Contrariando o que muitos pensam, as juntas de freguesia não são meros órgãos administrativos. Elas representam o elo mais próximo entre os cidadãos e o Estado, sendo um pilar essencial da democracia de proximidade. Nas chamadas “zonas de baixa densidade populacional”, as juntas de freguesia são muito mais do que burocracia: são o coração da vida comunitária. Garantem o apoio às populações, dinamizam a vida local, asseguram serviços essenciais e preservam a identidade cultural das regiões. Reduzir a presença do Estado nestas zonas é acelerar o seu abandono e apagar séculos de história. Nos centros urbanos, o cenário é diferente: as freguesias muitas vezes duplicam as funções autárquicas, tornando-se apenas extensões das câmaras municipais, sem a mesma relevância social que têm nas zonas “rurais”.
Defender as freguesias não é apenas uma questão administrativa, mas de cidadania. Elas aproximam os cidadãos do poder, conferem rosto ao Estado nos territórios e garantem que ninguém fica para trás. Saber distinguir as freguesias consoante a região do país em que estão localizadas é valorizar a diversidade do nosso território e evitar tratá-lo como uma metrópole uniforme, encaixotada a régua e esquadro.
Sendo do conhecimento geral a existência de um problema estrutural na organização administrativa do país, entendo que ele não está nas freguesias, mas nos municípios. Com 308 concelhos, muitos dos quais sem a escala ou viabilidade financeira necessária, a estrutura municipal permanece praticamente inalterada desde a reforma de Mouzinho da Silveira, no século XIX. A questão que se coloca é: faz sentido manter municípios com menos de 10 mil habitantes, incapazes de prestar serviços de qualidade? A resposta é clara.
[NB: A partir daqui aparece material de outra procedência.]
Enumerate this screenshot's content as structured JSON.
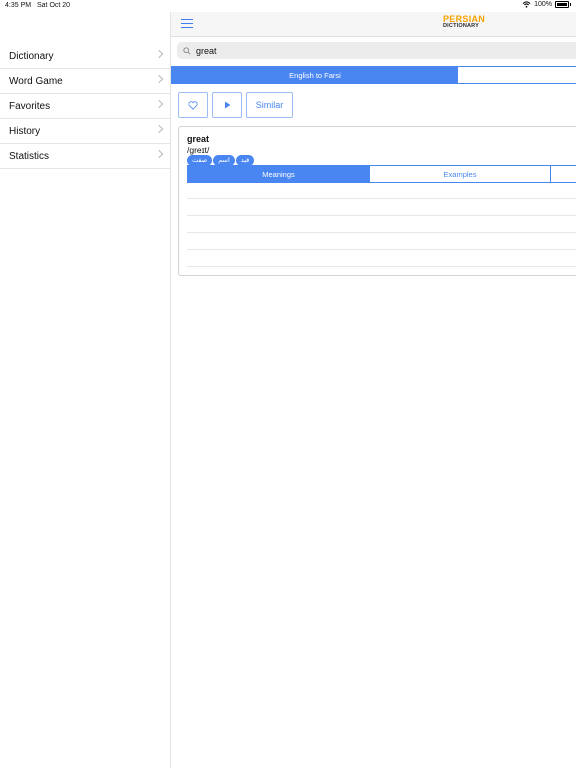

A fusão de municípios pode gerar economias de escala e tornar a gestão mais eficiente, sobretudo nos concelhos com menos de 10 mil habitantes, que gastam, segundo o Anuário Financeiro dos Municípios, mais de 50% do seu orçamento em despesas administrativas. Muitos desses municípios dependem fortemente do Fundo de Equilíbrio Financeiro (FEF) para equilibrar os seus orçamentos — cerca de 35% enfrentam dificuldades financeiras, tornando a fusão não apenas viável, mas necessária. Centralizando os recursos em municípios maiores, seria possível aumentar o investimento em infraestruturas e serviços essenciais, reduzindo-se, ao mesmo tempo, a dependência do Estado central. E, ao contrário do que alguns temem, isso não comprometeria a identidade nem a cultura das regiões. Basta olharmos para os modelos adoptados em países como a Suécia, a Dinamarca ou a Finlândia.
Não obstante, e caso se decida avançar com a fusão ou extinção de freguesias, o critério a seguir deve ser igualmente claro: começar pelas urbanas e pelas freguesias cujas sedes estão na própria cidade, especialmente aquelas que, na prática, já foram absorvidas pelas funções da câmara municipal. Ora vejamos: é nas cidades que as freguesias acabam por ser absorvidas pelos municípios, que já desempenham grande parte das suas funções. Só assim alcançaremos uma gestão mais eficaz e uma melhor alocação de recursos.
Se a justificação para a fusão ou anexação de freguesias for o aumento de cargos públicos ou a economia gerada, é importante percebermos que muitos autarcas, sobretudo em freguesias com menor população, já recebem uma quantia irrisória pelo desempenho das suas funções. O mesmo se aplica aos membros das assembleias de freguesia que desempenham um papel crucial na gestão local. Por outro lado, a função não pode ser encarada de um ponto de vista meramente remuneratório, mas sim como um serviço prestado à comunidade.
A reorganização do território, portanto, não pode ser vista como um mero exercício burocrático. A reforma de 2013, embora necessária, teve falhas que precisam de ser corrigidas, mas o debate deve ser mais amplo. Portugal tem municípios a mais e um modelo de governação local desajustado, que carece de actualização. Contudo, corrigir os erros da última década não é suficiente. A reforma territorial deve ser pensada dentro de um plano mais abrangente de desenvolvimento regional, que vá além da simples reorganização administrativa.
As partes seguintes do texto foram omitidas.